Tuesday, January 11, 2011

Fourth Day in India

Breakfast at 7 am. Then at 8am, Gina and I are being picked up by Piyus Joshi and Falguni in a rented taxi, to be driven to the Narmada Dam. First we head north, to pick up the engineer Pandya who works at the power station of the dam, and with him we will get access to the inside of the station. The whole ride takes several hours, driving partly on the expressway towards south, then leaving it and driving on smaller roads which lead through bustling little towns.

We stop at the heritage site Dabhoi, where we can see two ancient gates with rich ornaments.

Lunch at a rest stop. Delicious fried chillies - I cannot stop eating them!

We arrive at the flat where Pandya lives - that is where we will spend the night. We are not allowed to take many things into the power station, especially cameras are forbidden. I take mine in the pocket, since it is so small. Several control posts control access to the dam area. The vehicle is searched with mirrors, we all have to get out and go through a metal detector. When I go through, it gives an alarm. I begin emptying my pockets, first the paper-based notebook which I always carry with me, then the pen, then the roll of emergency toilet paper which may come handy, and then the guard is already satistfied, and I can go through.

A tunnel leads into the rock downwards. Inside is a huge hall, where 6 generators can create a total power of 1.2 GWatt. They are off now, are only to be switched on when demand raises. The dam's main purpose is not creating power but providing irrigation.

Afterwards we drive back to the engineer's flat, pick up our staff, and drive to a sustainable farm where a family provides for all their needs on their land. They do not use pestizides, have a very economic use of water, and have something very interesting: solar cookers from the German company of Wolfgang Scheffler. A parabol dish similar to a large satellite antenna directs the sunlight onto a single spot where a pot stands - and this pot would be heated by the sun rays. A spring-powered mechanism moves the "antenna" so that the pot is always in the hot spot (focal point) of the mirrors.

Furthermore, the family manufactures soap and healing powders for various illnesses. Everything is made so that it uses the least possible amount of energy and resources.
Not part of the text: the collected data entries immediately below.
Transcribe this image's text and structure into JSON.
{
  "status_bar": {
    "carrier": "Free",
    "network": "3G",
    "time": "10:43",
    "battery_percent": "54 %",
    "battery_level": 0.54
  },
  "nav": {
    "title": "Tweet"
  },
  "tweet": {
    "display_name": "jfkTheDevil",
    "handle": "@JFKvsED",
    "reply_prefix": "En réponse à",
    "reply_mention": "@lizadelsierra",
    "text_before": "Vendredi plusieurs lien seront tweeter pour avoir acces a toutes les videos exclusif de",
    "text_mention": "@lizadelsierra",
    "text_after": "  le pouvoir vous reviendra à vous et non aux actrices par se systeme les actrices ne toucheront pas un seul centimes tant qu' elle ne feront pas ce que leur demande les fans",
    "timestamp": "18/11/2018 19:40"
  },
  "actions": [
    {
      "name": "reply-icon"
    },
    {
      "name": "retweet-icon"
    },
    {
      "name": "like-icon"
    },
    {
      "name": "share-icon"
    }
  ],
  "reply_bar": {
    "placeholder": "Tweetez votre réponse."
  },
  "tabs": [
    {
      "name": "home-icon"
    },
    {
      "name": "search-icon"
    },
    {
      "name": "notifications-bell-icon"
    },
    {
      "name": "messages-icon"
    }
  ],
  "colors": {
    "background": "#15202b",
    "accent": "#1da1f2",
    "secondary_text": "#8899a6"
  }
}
I discuss with one of the sons the implications of our modern technology. While he advocates a life back to the origins and suggested to limit human curiousity and the quest for "progress" as it has brought much bad consequences (atomic bomb, climate change, destruction of nature and natural resources), I advocated a quest for progress to overcome these difficulties. I would not want to live in a society that is completely without growth, and I would not be satisfied with the simple life alone. Human quest for knowledge has not yet produced a knowledge of everything, as every answer to any question raises new questions. And we need to follow those questions and try to answer them. This is only possible by using significantly more than just the standard resources which a tribal community would consume. But of course we need to watch that everyone gets his/her fair share in the use of these resources, and that they are not exploited too much and destroyed by over-utilisation.

We head back in darkness to Pandya's flat where we go to sleep around 10pm. Will have to get up very early in the morning.